In The Politics of Autism, I write:
When disabled people reach their 22d birthday, they no longer qualify for services under IDEA. ... People in the disability community refer to this point in life as “the cliff.” Once autistic people go over the cliff, they have a hard time getting services such as job placement, vocational training, and assistive technology. IDEA entitles students to transition planning services during high school, but afterwards, they have to apply as adults and establish eligibility for state and federal help. One study found that 39 percent of young autistic adults received no service at all, and most of the rest got severely limited services.
Over the past four decades there have been significant advances in our understanding of autism, yet services for autistic adults continue to lag far behind those for children, and prospects for employment and independent living remain poor. Adult outcomes also vary widely and while cognitive and language abilities are important prognostic indicators, the influence of social, emotional, familial and many other factors remains uncertain. For this special issue marking the 40th anniversary of DSM-III, the present paper describes the changing perspectives of autism in adulthood that have occurred over this period, explores individual and wider environmental factors related to outcome, and suggests ways in which services need to be changed to improve the future for adults living with autism.

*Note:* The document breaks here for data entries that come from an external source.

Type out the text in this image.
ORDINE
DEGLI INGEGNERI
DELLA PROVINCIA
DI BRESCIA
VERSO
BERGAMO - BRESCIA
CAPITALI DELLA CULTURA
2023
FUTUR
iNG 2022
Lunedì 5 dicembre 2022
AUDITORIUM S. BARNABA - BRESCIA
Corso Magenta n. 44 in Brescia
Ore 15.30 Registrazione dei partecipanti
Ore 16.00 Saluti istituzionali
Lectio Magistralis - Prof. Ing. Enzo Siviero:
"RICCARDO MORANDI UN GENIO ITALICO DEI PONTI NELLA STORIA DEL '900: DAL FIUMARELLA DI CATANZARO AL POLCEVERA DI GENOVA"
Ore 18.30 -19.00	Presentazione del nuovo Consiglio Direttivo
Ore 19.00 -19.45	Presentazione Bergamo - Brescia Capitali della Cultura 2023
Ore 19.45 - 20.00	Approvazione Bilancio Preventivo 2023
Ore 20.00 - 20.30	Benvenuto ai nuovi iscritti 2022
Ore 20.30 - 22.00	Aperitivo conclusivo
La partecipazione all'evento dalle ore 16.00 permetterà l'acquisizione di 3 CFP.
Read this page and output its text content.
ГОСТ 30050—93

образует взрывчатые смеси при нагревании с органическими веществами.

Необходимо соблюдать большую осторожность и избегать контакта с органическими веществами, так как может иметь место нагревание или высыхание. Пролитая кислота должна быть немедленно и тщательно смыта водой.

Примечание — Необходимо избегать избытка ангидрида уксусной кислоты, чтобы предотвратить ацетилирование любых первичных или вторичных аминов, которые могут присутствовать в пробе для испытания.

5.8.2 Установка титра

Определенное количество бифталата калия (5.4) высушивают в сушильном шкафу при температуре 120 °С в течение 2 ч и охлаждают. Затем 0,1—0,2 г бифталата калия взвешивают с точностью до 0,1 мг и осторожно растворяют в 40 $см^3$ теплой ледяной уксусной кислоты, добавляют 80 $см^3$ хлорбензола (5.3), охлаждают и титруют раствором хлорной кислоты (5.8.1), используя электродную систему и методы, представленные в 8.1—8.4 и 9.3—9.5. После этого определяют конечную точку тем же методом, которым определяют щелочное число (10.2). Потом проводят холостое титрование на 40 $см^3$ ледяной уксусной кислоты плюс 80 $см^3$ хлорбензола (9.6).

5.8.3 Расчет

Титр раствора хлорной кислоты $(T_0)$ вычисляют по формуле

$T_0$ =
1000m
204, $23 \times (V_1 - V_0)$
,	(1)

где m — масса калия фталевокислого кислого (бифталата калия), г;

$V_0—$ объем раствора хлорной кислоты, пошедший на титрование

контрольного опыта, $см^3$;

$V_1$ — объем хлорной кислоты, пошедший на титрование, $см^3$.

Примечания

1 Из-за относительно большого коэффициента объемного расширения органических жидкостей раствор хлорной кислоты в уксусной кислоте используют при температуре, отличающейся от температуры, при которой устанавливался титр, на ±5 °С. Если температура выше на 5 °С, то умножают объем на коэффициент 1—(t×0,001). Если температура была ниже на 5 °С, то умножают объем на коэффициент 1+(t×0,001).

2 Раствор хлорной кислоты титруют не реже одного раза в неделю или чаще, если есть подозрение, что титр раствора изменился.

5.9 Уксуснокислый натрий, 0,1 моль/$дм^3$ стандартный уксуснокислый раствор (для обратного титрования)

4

In the four decades since the publication of DSM-III (American Psychiatric Association [APA] 1980) there have been many changes in our understanding of autism. We now know much more about how reliably to diagnose the condition; underlying genetic and neuropsychological processes are far better understood, and the quality of intervention research- at least with respect to young children- has greatly improved. Nevertheless, very many autistic adults, and their families, continue to face significant difficulties in their daily lives. To mark the 40th anniversary of DSM-III, the following article focuses principally on research conducted over the intervening period that has changed our understanding of autism in adulthood. Variables related to prognosis, challenges experienced in adulthood, and interventions that may help to reduce these are explored. The paper concludes with recommendations for improving quality of life for autistic adults and those living with or caring for them.
From the article:
It needs to be acknowledged that the quality of research on interventions for adults is far inferior to that for autistic children, especially very young children. Thus, although there is some evidence of potentially effective interventions to improve adult social functioning and mental health, the variability and complexity of the treatments involved means that we still know very little about the specific components of services or therapies that are crucial for success. Evidence of methodologically sound and ecologically valid interventions and services is limited, and far greater funding and dedicated research is required to redress the current imbalance between child and adult research and access to effective interventions.